Jsoup like html parser for C++

Writwick picture Writwick · Jul 29, 2013 · Viewed 20.9k times · Source

I have been writing some codes to get some data from some pages in Java and Jsoup was on of the best libraries to work with. But, Unfortunately I have to port the whole code to C/C++. But I a cannot find any decent html parser to use on c++. Is there any Jsoup like library for C++ or How can similar results be achieved?

[Currently I am using Curl to get the source of the pages and roaming the internet to find a html parser]

Answer

ollo picture ollo · Aug 7, 2013

Unfortunately, i guess there's no parser like Jsoup for C++ ...

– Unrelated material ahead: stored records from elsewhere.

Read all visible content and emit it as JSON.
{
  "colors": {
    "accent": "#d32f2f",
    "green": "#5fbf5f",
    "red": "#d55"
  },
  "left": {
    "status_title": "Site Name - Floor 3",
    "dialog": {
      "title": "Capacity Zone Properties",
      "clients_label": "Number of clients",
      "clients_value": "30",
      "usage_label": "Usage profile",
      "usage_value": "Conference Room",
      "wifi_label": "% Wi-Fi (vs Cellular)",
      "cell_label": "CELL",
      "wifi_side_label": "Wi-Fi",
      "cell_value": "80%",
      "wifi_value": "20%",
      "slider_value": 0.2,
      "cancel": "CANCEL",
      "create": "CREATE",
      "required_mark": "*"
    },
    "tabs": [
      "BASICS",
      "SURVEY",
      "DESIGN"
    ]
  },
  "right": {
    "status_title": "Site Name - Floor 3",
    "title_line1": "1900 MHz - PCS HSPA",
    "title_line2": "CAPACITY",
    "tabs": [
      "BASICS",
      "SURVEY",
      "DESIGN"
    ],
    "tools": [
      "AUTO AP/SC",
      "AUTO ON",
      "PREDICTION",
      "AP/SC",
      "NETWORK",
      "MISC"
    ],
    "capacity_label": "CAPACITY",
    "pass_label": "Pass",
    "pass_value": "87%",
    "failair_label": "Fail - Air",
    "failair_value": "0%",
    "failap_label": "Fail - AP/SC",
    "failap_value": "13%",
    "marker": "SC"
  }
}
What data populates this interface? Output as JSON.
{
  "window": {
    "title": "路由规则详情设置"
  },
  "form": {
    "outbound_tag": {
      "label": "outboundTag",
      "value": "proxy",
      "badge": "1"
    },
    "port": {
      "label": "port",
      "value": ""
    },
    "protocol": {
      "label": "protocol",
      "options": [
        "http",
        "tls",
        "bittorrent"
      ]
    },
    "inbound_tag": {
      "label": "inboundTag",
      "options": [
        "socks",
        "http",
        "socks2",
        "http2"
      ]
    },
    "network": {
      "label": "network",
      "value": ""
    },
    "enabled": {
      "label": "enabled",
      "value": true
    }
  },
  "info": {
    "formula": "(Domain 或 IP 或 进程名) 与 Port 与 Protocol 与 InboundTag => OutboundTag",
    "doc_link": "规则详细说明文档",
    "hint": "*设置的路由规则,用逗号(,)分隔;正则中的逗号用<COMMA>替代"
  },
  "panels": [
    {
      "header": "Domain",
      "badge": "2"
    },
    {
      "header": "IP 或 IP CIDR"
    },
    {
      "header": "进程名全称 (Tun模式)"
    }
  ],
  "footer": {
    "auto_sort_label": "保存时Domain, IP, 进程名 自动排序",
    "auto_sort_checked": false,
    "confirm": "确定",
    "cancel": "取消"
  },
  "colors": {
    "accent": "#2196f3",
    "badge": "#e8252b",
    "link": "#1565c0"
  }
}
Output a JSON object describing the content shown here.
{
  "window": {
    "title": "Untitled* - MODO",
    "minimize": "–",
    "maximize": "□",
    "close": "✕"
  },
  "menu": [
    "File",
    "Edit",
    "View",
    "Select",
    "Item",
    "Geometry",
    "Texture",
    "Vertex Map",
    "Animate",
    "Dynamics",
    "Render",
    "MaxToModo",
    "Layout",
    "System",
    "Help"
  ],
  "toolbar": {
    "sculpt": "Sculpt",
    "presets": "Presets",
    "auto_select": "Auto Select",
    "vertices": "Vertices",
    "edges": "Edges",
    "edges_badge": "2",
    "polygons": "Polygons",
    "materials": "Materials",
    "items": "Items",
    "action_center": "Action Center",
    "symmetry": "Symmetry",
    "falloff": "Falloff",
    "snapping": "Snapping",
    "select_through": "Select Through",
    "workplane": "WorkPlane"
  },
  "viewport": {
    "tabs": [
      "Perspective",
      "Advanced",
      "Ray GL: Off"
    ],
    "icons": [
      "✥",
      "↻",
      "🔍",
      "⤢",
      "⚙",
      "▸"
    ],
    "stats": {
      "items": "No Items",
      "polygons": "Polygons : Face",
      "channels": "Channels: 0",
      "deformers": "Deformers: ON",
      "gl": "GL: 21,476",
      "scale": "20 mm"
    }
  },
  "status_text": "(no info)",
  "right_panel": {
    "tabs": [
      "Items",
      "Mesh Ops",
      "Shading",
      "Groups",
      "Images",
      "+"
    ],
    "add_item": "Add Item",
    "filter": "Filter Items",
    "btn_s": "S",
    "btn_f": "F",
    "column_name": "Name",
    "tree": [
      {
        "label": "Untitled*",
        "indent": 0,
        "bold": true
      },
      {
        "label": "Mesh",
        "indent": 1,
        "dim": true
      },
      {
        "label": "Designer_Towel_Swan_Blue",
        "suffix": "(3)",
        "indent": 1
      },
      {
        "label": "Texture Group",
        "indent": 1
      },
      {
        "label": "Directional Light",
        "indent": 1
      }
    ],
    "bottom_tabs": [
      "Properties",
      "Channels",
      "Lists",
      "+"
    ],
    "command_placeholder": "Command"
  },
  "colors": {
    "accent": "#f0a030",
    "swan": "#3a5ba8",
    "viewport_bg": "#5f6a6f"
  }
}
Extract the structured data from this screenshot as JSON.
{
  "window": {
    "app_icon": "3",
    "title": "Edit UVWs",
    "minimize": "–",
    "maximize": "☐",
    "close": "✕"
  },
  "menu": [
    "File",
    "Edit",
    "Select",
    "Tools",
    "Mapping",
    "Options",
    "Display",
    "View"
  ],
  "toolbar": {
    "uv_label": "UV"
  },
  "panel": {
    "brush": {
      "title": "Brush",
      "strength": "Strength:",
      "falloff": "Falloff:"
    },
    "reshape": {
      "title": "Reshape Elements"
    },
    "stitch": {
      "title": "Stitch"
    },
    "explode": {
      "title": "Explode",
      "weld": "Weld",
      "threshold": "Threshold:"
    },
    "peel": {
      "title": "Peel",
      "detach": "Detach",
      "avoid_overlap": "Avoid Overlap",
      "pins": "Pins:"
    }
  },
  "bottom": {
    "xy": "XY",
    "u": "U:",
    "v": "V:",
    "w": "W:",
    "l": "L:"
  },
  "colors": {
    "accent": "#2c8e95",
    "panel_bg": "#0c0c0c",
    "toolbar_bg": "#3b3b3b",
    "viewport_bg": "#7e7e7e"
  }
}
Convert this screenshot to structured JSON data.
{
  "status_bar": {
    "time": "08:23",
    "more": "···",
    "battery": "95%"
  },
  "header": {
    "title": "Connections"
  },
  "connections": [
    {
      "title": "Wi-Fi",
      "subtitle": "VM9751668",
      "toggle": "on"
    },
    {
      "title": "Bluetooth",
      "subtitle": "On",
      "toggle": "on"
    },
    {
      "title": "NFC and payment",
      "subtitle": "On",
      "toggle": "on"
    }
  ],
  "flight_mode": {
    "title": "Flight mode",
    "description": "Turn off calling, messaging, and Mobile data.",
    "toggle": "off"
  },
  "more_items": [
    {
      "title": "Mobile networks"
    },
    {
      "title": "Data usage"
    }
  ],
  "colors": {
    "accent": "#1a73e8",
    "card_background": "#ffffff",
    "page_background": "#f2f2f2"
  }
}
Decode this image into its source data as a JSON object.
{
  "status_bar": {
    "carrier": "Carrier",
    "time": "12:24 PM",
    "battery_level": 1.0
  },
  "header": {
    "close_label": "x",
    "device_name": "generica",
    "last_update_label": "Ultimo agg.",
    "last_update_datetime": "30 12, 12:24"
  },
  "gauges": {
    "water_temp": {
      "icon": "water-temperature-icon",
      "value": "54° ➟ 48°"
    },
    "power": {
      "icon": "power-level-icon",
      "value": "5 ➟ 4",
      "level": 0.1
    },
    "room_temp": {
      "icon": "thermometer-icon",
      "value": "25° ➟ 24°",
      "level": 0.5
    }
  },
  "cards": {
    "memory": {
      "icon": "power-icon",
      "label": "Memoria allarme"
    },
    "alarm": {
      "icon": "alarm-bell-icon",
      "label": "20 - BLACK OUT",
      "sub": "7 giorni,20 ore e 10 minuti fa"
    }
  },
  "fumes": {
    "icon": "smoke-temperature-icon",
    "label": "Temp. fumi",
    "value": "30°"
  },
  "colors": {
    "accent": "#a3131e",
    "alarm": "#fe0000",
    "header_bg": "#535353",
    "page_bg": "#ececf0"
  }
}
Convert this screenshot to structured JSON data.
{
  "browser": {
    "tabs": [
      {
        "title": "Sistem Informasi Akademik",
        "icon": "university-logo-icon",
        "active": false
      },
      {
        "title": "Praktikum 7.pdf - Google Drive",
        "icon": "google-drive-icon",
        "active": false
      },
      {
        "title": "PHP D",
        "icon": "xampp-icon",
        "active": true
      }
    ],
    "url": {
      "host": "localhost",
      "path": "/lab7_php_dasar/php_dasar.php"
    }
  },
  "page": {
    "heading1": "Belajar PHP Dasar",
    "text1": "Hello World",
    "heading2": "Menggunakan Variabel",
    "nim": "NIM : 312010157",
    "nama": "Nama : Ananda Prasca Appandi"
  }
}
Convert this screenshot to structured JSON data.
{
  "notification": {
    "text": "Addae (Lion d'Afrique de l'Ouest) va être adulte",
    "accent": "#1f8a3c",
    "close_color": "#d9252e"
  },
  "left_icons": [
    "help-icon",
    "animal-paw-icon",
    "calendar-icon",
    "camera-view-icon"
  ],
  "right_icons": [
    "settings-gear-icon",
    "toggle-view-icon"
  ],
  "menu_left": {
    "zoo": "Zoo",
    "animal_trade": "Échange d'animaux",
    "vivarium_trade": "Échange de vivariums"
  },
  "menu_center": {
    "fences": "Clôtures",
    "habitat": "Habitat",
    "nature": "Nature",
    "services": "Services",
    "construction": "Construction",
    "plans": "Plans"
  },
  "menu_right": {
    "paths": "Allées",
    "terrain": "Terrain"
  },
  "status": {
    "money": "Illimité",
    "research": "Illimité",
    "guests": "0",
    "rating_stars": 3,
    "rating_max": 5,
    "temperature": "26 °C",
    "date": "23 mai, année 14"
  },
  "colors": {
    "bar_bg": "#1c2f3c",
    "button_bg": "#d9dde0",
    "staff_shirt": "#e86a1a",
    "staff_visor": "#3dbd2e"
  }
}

Beside the libraries which are already mentioned here, there's a good overview about C++ (some C too) parser here: Free C or C++ XML Parser Libraries

For parsing i used TinyXML-2 for (Html-) DOM parsing; it's a very small (only 2 files) library that runs on most OS (even non-desktop).

LibXml

  • push and pull parser (DOM, SAX)
  • Validation
  • XPath and XPointer support
  • Cross-Plattform / good documentation

Apache Xerxces

  • push and pull parser (DOM, SAX)
  • Validation
  • No XPath support (but a package for this?)
  • Cross-Plattform / good documentation

If you are on C++ CLI, check out NSoup - a Jsoup port for .NET.

Some more:

Maybe you can combine a DOM Model / Parser and a CSS selector together?